Extract from ABC News
Home Affairs Minister Peter Dutton's office fast-tracked a one-off $880,000 grant proposal to a retail association eight days after it made a $1,500 political donation to the Queensland Liberal National Party — at an event Mr Dutton attended — for the purpose of personally supporting him.
Key points:
- The National Retail Association (NRA) made a $1,500 donation to the Queensland LNP, saying it was to support Peter Dutton
- One week later Mr Dutton asked that an application by the NRA for a funding grant "be considered sooner"
- Mr Dutton said any suggestion he would be influenced "by a lawful donation to the LNP" was "false and highly defamatory"
7.30 can reveal that Mr Dutton awarded a one-off "national security and criminal justice" grant to the Queensland-based National Retail Association, which represents employers in the retail and fast food industry.
The revelation is part of a cache of ministerial briefings obtained by 7.30 under freedom of information laws that set out Mr Dutton's awarding of grants from within a multi-million-dollar fund earmarked to support crime prevention efforts.
The grant was not awarded through any open or competitive grant scheme, but was awarded on a one-off basis by Mr Dutton. It appears Mr Dutton has only awarded a handful of one-off grants since he became Home Affairs Minister.
Legal experts have told 7.30 that Mr Dutton's consideration of the grant funding after the association donated to the Queensland LNP may give rise to a perceived conflict of interest, which could be considered a breach of Prime Minister Scott Morrison's ministerial standards.

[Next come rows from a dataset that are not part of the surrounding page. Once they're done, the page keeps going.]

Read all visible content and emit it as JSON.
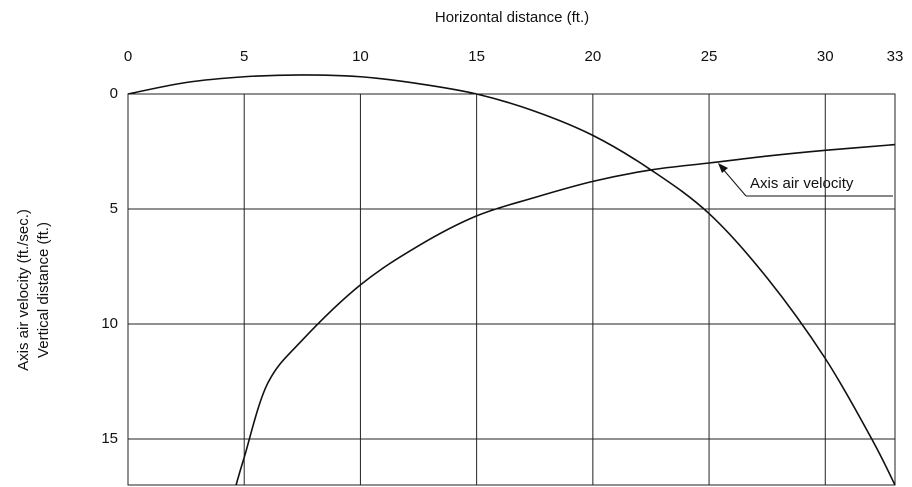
{
  "chart_data": {
    "type": "line",
    "x_label": "Horizontal distance (ft.)",
    "y_label": [
      "Axis air velocity (ft./sec.)",
      "Vertical distance (ft.)"
    ],
    "xlim": [
      0,
      33
    ],
    "xticks": [
      0,
      5,
      10,
      15,
      20,
      25,
      30,
      33
    ],
    "ylim": [
      0,
      17
    ],
    "yticks": [
      0,
      5,
      10,
      15
    ],
    "y_inverted": true,
    "x_axis_top": true,
    "grid": true,
    "series": [
      {
        "name": "Vertical distance",
        "color": "#111111",
        "x": [
          0,
          2.5,
          5,
          7.5,
          10,
          12.5,
          15,
          17.5,
          20,
          22.5,
          25,
          27.5,
          30,
          32,
          33
        ],
        "values": [
          0,
          -0.5,
          -0.75,
          -0.83,
          -0.75,
          -0.45,
          0,
          0.75,
          1.8,
          3.3,
          5.2,
          8,
          11.5,
          15,
          17
        ]
      },
      {
        "name": "Axis air velocity",
        "color": "#111111",
        "x": [
          4.65,
          5,
          6,
          7.5,
          10,
          12.5,
          15,
          17.5,
          20,
          22.5,
          25,
          27.5,
          30,
          33
        ],
        "values": [
          17,
          15.8,
          12.6,
          10.7,
          8.3,
          6.6,
          5.3,
          4.5,
          3.8,
          3.3,
          3.0,
          2.7,
          2.45,
          2.2
        ]
      }
    ],
    "annotation": "Axis air velocity"
  }
}
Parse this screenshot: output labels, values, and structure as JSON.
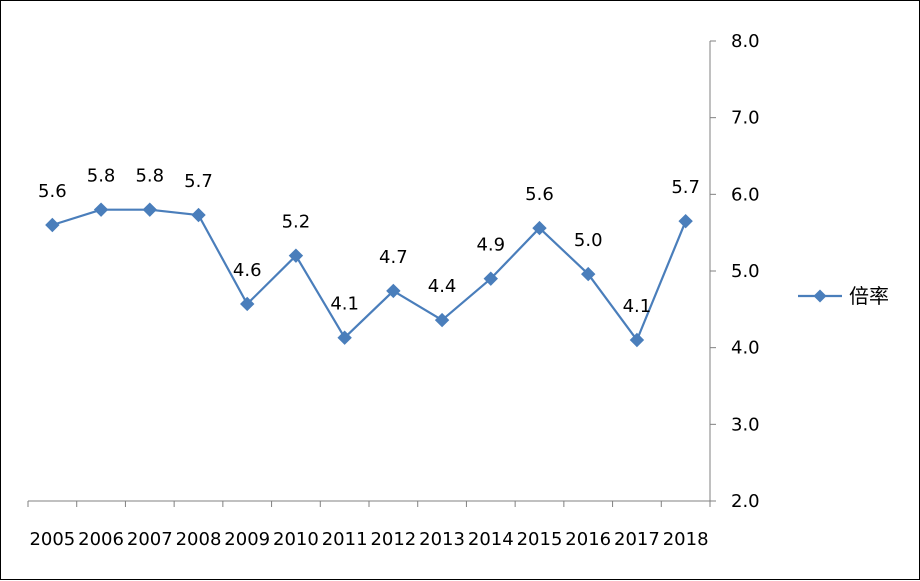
{
  "chart_data": {
    "type": "line",
    "categories": [
      "2005",
      "2006",
      "2007",
      "2008",
      "2009",
      "2010",
      "2011",
      "2012",
      "2013",
      "2014",
      "2015",
      "2016",
      "2017",
      "2018"
    ],
    "series": [
      {
        "name": "倍率",
        "values": [
          5.6,
          5.8,
          5.8,
          5.73,
          4.57,
          5.2,
          4.13,
          4.74,
          4.36,
          4.9,
          5.56,
          4.96,
          4.1,
          5.65
        ],
        "labels": [
          "5.6",
          "5.8",
          "5.8",
          "5.7",
          "4.6",
          "5.2",
          "4.1",
          "4.7",
          "4.4",
          "4.9",
          "5.6",
          "5.0",
          "4.1",
          "5.7"
        ]
      }
    ],
    "y_ticks": [
      "2.0",
      "3.0",
      "4.0",
      "5.0",
      "6.0",
      "7.0",
      "8.0"
    ],
    "ylim": [
      2.0,
      8.0
    ],
    "y_axis_side": "right",
    "legend_position": "right",
    "marker": "diamond",
    "color": "#4a7ebb",
    "grid": false
  }
}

Those standards require ministers to "observe relevant standards of procedural fairness" and to "ensure that official decisions made by them as ministers are unaffected by bias or irrelevant consideration, such as consideration of private advantage or disadvantage".
"When the minister is exercising discretion to award a very large sum of money to a party, which only one week before had made a donation for his ultimate benefit, really there's obvious room to infer a conflict," Geoffrey Watson SC, a director of the Centre for Public Integrity, told 7.30.
"Without knowing what Mr Dutton was thinking … it just looks on the face of it as though there was a breach of the code.
"But of course, he may have a good explanation for that. He should give it."
Mr Dutton controls the approval of these one-off grants, the amount of funding awarded and any conditions attached to the grants.